The Pesticides Control Authority (PCA) in its thrust to promote the proper use of pesticides on agricultural produce is currently targeting farmers, in order to reduce the level of pesticide residue on food.

In a presentation at the weekly JIS Think Tank, Hyacinth Chin Sue, Registrar of the PCA said that the time had come when farmers needed to understand that “they could not use just any pesticide on any food crops”.

There were, she said, scientific reasons why the farmers should desist.

“There is something called the maximum residue level, that is the maximum amount of pesticide you should find on any particular crop that is going to be consumed,” she elaborated.

“Some markets for our produce would grow by now if farmers reached a stage where they understood how to use pesticides correctly. You would see for instance, the pepper market growing,” the Registrar continued.

Jamaica, she argued, would in turn, have been able to diversify its produce market, exporting tomatoes and other vegetables if farmers adopted responsible attitudes towards pesticide use.

With an estimated 184,000 farmers in Jamaica, Mrs. Chin-Sue said that the challenge remained how to educate them on the need to pursue good agricultural practices, given the fact that of the total, many are small farmers in remote areas and, their produce are sent to different places for purchase.

The major problem with the farmers, the Registrar pointed out, was that many did not read the labels of the pesticides purchased. As a result, many failed to comprehend how to mix the chemicals.

“We have now done a conversion table for them, although we [PCA] were the ones, who stuck out and said they must change to the metric system,” she disclosed.

“We have simplified it by reverting to the old way and we are in the process of giving every farm store a conversion list,” the Registrar said, while anticipating that the new step would help in addressing the problem of incorrect dilution of chemicals.

In addition to this measure, the PCA has been working closely with both the Bureau of Standards and the Jamaica Agricultural Society (JAS) on the National Certification of Agricultural Produce project, which is geared toward developing good agricultural practices by ensuring that environmental standards are met and that the pesticide residue is at an acceptable level.

“We were enthused when we heard that the JAS was doing something with the Bureau of Standards and, that is why we jumped onboard to participate in the project. We are hoping that slowly, farmers will understand the problem and work towards fixing it,” she said.

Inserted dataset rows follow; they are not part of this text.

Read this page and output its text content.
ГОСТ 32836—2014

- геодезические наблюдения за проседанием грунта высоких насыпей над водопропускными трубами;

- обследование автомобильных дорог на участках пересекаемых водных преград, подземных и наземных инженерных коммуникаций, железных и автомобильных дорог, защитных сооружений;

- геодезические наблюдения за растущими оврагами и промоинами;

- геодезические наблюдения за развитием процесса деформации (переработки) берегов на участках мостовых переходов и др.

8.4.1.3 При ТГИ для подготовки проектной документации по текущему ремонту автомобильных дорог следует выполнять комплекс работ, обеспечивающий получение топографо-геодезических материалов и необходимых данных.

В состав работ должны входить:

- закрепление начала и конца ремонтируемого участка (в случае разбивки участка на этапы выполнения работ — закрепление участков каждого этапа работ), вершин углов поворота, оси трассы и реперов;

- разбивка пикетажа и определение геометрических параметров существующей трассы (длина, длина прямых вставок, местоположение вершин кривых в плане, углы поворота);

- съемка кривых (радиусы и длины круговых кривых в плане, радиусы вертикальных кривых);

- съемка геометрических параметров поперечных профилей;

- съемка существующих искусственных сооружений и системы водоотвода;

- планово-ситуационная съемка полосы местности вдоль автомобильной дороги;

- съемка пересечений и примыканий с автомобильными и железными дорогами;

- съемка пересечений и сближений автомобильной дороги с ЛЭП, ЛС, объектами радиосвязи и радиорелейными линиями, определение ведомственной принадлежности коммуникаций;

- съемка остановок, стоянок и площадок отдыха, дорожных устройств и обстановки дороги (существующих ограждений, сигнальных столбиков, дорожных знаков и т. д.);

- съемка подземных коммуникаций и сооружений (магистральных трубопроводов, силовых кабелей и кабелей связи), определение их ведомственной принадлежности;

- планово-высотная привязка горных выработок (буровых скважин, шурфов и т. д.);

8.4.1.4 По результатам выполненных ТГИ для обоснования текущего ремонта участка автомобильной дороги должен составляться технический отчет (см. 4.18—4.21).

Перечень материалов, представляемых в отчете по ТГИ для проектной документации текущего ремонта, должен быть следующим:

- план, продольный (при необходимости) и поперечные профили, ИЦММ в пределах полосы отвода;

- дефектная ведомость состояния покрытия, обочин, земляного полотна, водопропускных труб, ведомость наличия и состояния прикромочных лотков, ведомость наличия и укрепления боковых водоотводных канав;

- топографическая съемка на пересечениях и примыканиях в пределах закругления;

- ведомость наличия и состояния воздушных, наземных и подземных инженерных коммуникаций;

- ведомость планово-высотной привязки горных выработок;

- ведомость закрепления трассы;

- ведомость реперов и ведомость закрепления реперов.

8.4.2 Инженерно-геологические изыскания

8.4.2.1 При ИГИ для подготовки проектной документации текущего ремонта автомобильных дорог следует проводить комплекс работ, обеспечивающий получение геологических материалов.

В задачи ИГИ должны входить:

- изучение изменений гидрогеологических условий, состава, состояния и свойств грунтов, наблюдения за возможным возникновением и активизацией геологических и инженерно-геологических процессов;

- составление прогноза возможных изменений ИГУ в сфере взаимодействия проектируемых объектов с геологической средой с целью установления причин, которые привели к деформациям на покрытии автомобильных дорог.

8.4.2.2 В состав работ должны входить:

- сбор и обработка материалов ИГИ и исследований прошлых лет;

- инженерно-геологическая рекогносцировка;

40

Despite the obvious problem, the Registrar said, all was not lost because, banana, coffee, papaya and to a lesser extent, cotton farmers, understood the problem and were applying the correct pesticides as well as observing all the labeling instructions. This was after an open invitation was extended by the PCA to train all farmers in pesticide use.

“The banana people have trained all their applicators and have certified all their important applicators. The papaya farmers have also done so,” she informed. She also singled out the Christina Potato Growers Association, who decided to form a team to offer spraying to all farmers, who were members. “The cost for this provision is deducted from the sales of the produce,” Mrs. Chin Sue said.

The PCA is the governing body mandated through the Pesticides Act of 1975 to carry out the regulation and control of pesticides usage in Jamaica.